Sharp Sticks, Driven Nails

Edited by Philip O Ceallaigh

Sharp Sticks, Driven Nails

It is an exciting collection from established and emerging writers, with distinctive voices and attention to the subtle craft of short story writing.

One of the most striking stories is The Yellow Handbag by Christine Dwyer Hickey. Set in Dublin, the narrator, Ashok, originally from India, is working as a chauffeur. This brings him into contact with an elderly American lady with “thick coiffed hair, stiff and white as meringue”.

It is Ashok’s job to drive his passenger around the city, taking her to places she visited in her glory days; places such as Farmleigh and the Four Courts. Ashok is trying to cope with his young daughter’s rejection of him while the old lady finds Dublin all changed and unwelcoming.

The two characters connect in a way that would have been impossible at the beginning of the narrative when Ashok presented himself as a somewhat servile character.

A young daughter whom he rarely sees is what keeps the first person narrator of Kevin Barry’s The Girls and the Dogs from total despair. This darkly comic and disturbing story sees the narrator holed up in a filthy caravan in Gort, having fled Cork because of a drugs deal that went wrong. A menacing character called Evan The Head sets up the narrator in this refuge from hell. “He said that I was his friend after all and he softened the word in his mouth – friend – in a way that I found troubling.” Barry writes compellingly about outsiders and their attempts to survive in a crazy world.

A testosterone-fuelled world is conjured up in Stag, by Luke Woods. Set in Prague, a group of Englishmen, all sporting factory-issued rips in the knees of their jeans and polo shirts, are on the prowl, consuming vast quantities of beer, seeking out women. The narrator becomes separated from the gang and runs into a hustler who ‘invites’ him to a cabaret.

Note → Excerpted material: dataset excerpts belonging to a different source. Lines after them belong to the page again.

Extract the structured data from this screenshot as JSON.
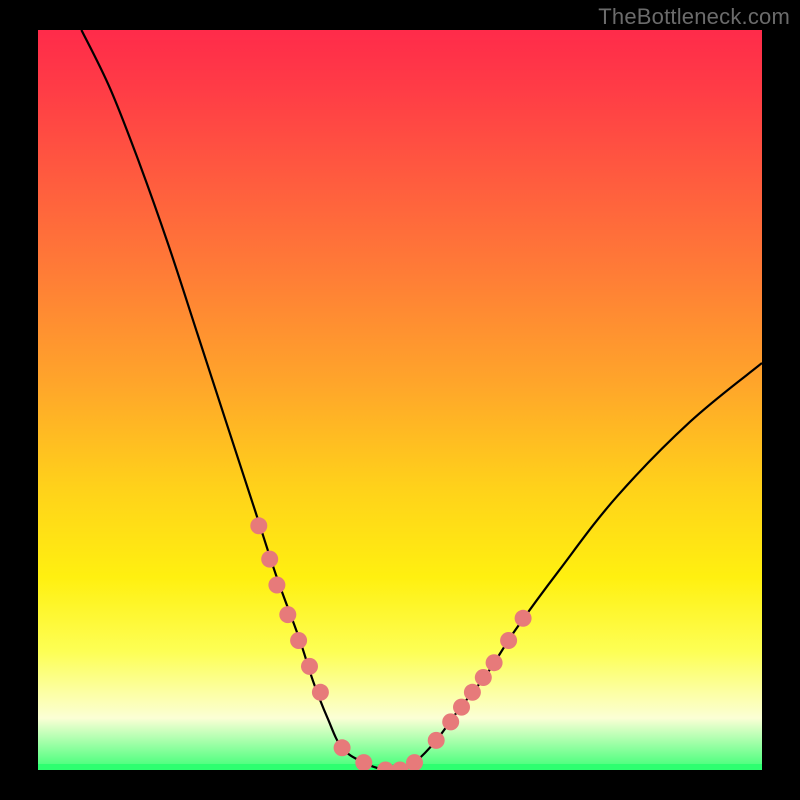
{
  "watermark": "TheBottleneck.com",
  "colors": {
    "frame": "#000000",
    "curve": "#000000",
    "marker": "#e77a7a",
    "gradient_top": "#ff2b4a",
    "gradient_bottom": "#2dff70"
  },
  "chart_data": {
    "type": "line",
    "title": "",
    "xlabel": "",
    "ylabel": "",
    "xlim": [
      0,
      100
    ],
    "ylim": [
      0,
      100
    ],
    "description": "V-shaped bottleneck curve over vertical spectral gradient (red→yellow→green). Minimum (≈0) occurs ~x=42–52. Left arm is steeper than right arm which rises to ~55 at x=100.",
    "series": [
      {
        "name": "bottleneck-curve",
        "x": [
          6,
          10,
          14,
          18,
          22,
          26,
          30,
          33,
          36,
          38,
          40,
          42,
          45,
          48,
          50,
          52,
          55,
          58,
          62,
          66,
          72,
          80,
          90,
          100
        ],
        "values": [
          100,
          92,
          82,
          71,
          59,
          47,
          35,
          26,
          18,
          12,
          7,
          3,
          1,
          0,
          0,
          1,
          4,
          8,
          13,
          19,
          27,
          37,
          47,
          55
        ]
      }
    ],
    "markers": {
      "name": "highlighted-points",
      "x": [
        30.5,
        32,
        33,
        34.5,
        36,
        37.5,
        39,
        42,
        45,
        48,
        50,
        52,
        55,
        57,
        58.5,
        60,
        61.5,
        63,
        65,
        67
      ],
      "values": [
        33,
        28.5,
        25,
        21,
        17.5,
        14,
        10.5,
        3,
        1,
        0,
        0,
        1,
        4,
        6.5,
        8.5,
        10.5,
        12.5,
        14.5,
        17.5,
        20.5
      ]
    }
  }
}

There is a real sense of an aggressive male world at play here. Woods doesn’t present his characters in anything approaching a sympathetic manner but the nocturnal odyssey around the city and the sense of teeming life, particularly low life, makes the story oddly compelling.

A more genteel setting – a middle-class dinner party – is the focus of Madeleine D’Arcy’s Waiting for the Bullet. But the veneer of sophistication and good manners can’t hide the tension around the table as the four characters engage in a game of Russian roulette – with a toy gun. D’Arcy wastes no time in cutting to the quick. Her opening sentence grabs the attention of the reader. “My husband Turlough arrived home with the gun a few weeks ago,” she writes. This taut story unfolds through a series of pretend shoot-outs.

The Boys, by Emily Firetog, is a sad family drama comprising “a faggot and a schizophrenic” in the words of the first-person narrator. The schizophrenic commits suicide, having returned to his family home from Berlin. That leaves the gay man and his widowed father alone. There is a sense of an injustice having unfolded in this family with the father saying: “Why can’t I have a normal life? Why am I here with you? You know we made a deal – mom and I – I was going to go first.”

There are no ‘normal’ lives in this collection. But there is great humanity here, observed with precision and style.